The cost of insuring Vodafone Group Plc’s debt against default fell the most in almost four months after the company ended assets-exchange talks with John Malone’s pay-TV giant Liberty Global Plc.

Vodafone five-year default swaps are quoted at about 98 basis points, compared with 105 on Friday, while bonds of Liberty Global units fell to records after news the talks had failed. Vodafone’s five-year credit-default swap is the best-performing so far Monday in the Markit iTraxx Europe index, which is based on the credit-default swaps of 125 investment-grade European companies.

The transaction stalled on differences over the value of Liberty’s Virgin Media unit in the U.K. and businesses including each company’s operations in Germany, according to a person familiar with the talks who asked not to be named because the matter is private. Earlier this year, the companies were discussing a range of potential transactions including an asset swap, combining their western European businesses, or an outright merger, people familiar with the matter said at the time.

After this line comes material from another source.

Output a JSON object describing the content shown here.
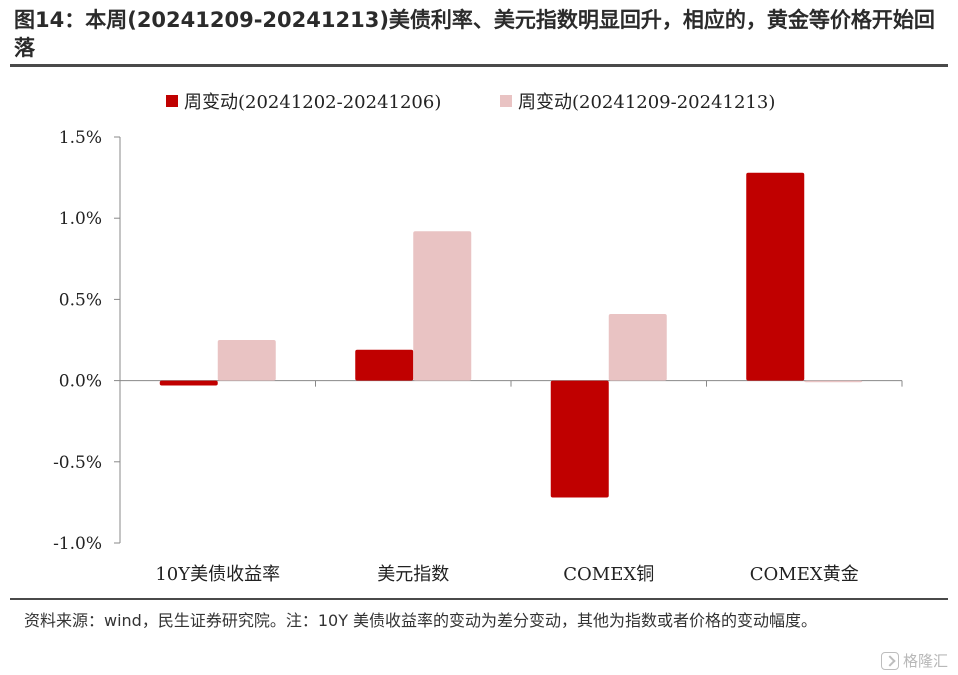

While asset swaps between the two companies would have allowed both to compete more effectively in converged telecommunications market, a full acquisition was "unlikely due to the lack of overlap for large portions of their operations," Moody’s Investors Service said in an e-mailed statement. A merger would have been complex because of "the high amount of debt relative to their ratings that the two companies already carry."

Liberty Global and Vodafone together have more than $80 billion in annual revenue, almost $125 billion in market capitalization and about $100 billion in debt. Malone said in an interview this month that the companies weren’t able to overcome a deadlock in the talks he described as a "tennis match" of ideas. The billionaire in June said Vodafone doesn’t take enough risks with its cash.

Bonds of Liberty Global units fell to records. Virgin Media Finance Plc, which was bought by Liberty Global in 2013, saw its 460 million euros ($515 million) of January 2025 bonds fall 2.9 cents to 92.8 cents on the euro, the lowest since they were issued earlier this year, according to data compiled by Bloomberg. The 700 million euros of German unit Unitymedia GmbH’s January 2027 bonds declined 5.1 cents to a record 84.4 cents.

Vodafone is rated BBB+, the third-lowest investment grade, at Fitch Ratings and Standard & Poor’s, and an equivalent Baa1 at Moody’s. All three ratings have stable outlooks. Liberty Global is rated Ba3, three steps into junk status, with a stable outlook, at Moody’s.

Vodafone shares fell as much as 4.6 percent and dropped 3.7 percent to 209.7 pence at 2:11 p.m. in London. Liberty Global lost 0.5 percent to $47.96 in New York on Sept. 25.